= Ernst Rudolf Huber =

German legal historian (1903–1990)

Ernst Rudolf Huber (8 June 1903 – 28 October 1990) was a German jurist, noted as a constitutional historian and for his attempts to provide a legal underpinning for the Nazi regime.

==Life and work==
Huber studied law in Bonn under Carl Schmitt. He received a PhD in 1926 for a work on state church law, and his habilitation in 1931 for a work on economic administrative law, which he was instrumental in establishing as a field of study. In 1933, he was called to teach in Kiel, and subsequently also taught law in Leipzig after 1937 and in Strasbourg from 1941 to 1944.

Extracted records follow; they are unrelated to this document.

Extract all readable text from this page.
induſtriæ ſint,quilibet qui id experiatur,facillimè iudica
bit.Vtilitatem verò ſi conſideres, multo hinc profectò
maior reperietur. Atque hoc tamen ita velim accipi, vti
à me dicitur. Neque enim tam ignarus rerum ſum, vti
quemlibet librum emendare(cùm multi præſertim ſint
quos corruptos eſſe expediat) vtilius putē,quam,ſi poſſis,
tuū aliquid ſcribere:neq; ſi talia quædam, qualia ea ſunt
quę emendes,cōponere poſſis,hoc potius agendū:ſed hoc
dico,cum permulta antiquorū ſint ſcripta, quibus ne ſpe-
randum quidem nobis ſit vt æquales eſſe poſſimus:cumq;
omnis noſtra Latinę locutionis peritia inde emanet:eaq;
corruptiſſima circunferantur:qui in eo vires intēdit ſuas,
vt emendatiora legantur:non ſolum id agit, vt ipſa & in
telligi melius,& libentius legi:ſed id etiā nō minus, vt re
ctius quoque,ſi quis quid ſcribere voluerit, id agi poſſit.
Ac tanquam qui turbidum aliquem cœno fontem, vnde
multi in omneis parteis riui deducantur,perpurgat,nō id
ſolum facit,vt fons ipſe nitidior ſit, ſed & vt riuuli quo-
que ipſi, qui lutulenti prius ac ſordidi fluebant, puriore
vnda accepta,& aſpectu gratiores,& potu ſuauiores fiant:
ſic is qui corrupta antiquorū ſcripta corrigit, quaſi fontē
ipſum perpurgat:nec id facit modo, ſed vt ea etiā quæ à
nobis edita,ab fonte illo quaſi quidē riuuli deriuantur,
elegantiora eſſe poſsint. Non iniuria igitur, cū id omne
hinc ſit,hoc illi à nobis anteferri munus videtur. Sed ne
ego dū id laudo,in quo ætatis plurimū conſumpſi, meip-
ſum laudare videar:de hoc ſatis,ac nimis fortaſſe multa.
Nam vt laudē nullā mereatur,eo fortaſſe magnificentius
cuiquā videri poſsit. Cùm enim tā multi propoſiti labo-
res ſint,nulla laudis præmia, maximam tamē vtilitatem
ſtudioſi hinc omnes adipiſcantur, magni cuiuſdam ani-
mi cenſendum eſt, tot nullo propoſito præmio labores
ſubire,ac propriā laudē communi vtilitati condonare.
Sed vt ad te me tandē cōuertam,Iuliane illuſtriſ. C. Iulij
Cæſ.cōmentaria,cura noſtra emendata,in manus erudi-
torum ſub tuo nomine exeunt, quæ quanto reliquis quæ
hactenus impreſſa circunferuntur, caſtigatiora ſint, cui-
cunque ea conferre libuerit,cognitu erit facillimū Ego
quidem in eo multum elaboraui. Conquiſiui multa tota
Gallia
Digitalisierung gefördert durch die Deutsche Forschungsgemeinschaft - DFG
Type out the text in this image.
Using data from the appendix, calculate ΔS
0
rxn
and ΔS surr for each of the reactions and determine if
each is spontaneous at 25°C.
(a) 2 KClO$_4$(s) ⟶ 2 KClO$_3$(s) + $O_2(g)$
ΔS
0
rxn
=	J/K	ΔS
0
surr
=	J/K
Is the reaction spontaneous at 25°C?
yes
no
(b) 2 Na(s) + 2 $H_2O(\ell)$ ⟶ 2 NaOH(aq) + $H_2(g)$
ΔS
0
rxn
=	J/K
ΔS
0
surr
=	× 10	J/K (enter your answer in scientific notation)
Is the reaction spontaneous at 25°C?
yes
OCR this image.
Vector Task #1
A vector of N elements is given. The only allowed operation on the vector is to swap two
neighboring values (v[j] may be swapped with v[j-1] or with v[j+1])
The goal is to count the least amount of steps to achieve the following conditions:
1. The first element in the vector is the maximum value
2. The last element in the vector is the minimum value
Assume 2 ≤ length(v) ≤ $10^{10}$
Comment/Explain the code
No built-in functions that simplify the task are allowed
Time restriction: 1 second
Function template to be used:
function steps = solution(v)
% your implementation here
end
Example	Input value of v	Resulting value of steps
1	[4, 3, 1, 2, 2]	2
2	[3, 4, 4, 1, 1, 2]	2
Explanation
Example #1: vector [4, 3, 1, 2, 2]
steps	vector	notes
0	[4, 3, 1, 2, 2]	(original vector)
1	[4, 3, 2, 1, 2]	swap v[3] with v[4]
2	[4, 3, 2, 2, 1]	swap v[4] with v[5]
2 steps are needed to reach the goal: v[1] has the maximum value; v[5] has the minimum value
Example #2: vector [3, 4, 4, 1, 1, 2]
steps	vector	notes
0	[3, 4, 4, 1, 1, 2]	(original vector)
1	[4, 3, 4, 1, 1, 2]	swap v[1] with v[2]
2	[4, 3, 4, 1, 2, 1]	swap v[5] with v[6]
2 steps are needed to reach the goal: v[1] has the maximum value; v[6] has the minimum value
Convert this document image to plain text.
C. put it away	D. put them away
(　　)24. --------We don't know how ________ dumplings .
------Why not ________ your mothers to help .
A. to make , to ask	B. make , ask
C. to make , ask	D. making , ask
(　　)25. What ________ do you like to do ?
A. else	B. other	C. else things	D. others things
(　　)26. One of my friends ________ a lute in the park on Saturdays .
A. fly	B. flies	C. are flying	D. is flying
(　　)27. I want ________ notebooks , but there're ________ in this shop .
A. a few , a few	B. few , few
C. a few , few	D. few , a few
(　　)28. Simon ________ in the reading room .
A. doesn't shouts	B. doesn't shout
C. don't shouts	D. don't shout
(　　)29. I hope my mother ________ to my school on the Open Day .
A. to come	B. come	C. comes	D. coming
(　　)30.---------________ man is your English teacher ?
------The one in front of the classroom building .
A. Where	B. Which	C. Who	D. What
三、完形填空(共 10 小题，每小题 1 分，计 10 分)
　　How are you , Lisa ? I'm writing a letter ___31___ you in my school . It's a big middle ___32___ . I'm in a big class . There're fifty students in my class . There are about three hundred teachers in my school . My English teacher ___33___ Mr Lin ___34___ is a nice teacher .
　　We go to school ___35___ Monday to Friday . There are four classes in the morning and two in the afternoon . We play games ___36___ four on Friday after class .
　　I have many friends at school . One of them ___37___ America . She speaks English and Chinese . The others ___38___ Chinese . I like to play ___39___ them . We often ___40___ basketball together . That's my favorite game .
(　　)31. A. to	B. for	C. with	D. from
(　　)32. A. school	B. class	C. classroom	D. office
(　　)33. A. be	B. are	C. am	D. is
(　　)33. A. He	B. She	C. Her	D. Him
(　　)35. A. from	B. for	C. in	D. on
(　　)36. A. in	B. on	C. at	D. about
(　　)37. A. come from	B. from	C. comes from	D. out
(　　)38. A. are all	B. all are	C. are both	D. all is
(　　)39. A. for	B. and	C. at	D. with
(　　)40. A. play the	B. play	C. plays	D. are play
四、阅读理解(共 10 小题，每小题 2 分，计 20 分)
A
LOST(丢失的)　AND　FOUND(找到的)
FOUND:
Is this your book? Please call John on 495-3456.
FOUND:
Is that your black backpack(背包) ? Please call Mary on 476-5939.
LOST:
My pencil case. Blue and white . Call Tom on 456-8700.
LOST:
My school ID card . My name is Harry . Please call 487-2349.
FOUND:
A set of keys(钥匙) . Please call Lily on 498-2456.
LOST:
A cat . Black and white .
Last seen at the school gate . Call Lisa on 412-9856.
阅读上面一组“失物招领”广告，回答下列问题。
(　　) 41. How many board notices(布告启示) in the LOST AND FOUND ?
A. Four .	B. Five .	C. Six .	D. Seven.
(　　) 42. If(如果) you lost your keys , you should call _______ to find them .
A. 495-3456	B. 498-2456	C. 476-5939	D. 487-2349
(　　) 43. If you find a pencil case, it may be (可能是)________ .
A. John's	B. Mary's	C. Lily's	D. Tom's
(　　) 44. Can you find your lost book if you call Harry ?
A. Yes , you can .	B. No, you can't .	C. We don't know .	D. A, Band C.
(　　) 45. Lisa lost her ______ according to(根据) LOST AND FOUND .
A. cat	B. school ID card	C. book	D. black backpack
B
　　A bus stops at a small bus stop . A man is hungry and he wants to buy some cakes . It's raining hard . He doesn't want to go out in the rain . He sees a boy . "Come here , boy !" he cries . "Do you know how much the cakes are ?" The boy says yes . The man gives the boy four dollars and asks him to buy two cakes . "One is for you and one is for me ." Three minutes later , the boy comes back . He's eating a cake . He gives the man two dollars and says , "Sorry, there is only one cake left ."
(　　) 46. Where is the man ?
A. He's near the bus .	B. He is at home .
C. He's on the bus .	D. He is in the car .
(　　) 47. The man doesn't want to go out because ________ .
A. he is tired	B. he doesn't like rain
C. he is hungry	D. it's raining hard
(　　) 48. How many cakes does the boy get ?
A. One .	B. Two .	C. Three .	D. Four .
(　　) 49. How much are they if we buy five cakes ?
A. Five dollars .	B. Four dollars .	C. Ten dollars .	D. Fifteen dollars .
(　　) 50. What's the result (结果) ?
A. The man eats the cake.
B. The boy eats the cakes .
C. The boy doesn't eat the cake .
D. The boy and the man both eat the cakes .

Like Georg Dahm and Karl Larenz, Huber (who joined the Nazi Party on 1 May 1933) belonged to the "Kiel school" of constitutional law, which attempted to legitimize the Führerstaat, Adolf Hitler's dictatorship, by constructing a legal structure to anchor it in the German state as the source of all legitimate power. In doing so, Huber was influential in shaping the law of Nazi Germany and in recruiting others to that task. Because of this, he was excluded from the public law scholars' association in 1956, and did not find work as an ordinary professor until 1962, when he was appointed to a chair in Göttingen.

After the end of the 1930s, Huber's work focused on the history of German constitutional law. This culminated in his Deutsche Verfassungsgeschichte seit 1789, which covered mainly Prussian constitutional law from 1789 to 1933, and was published in eight volumes between 1957 and 1990.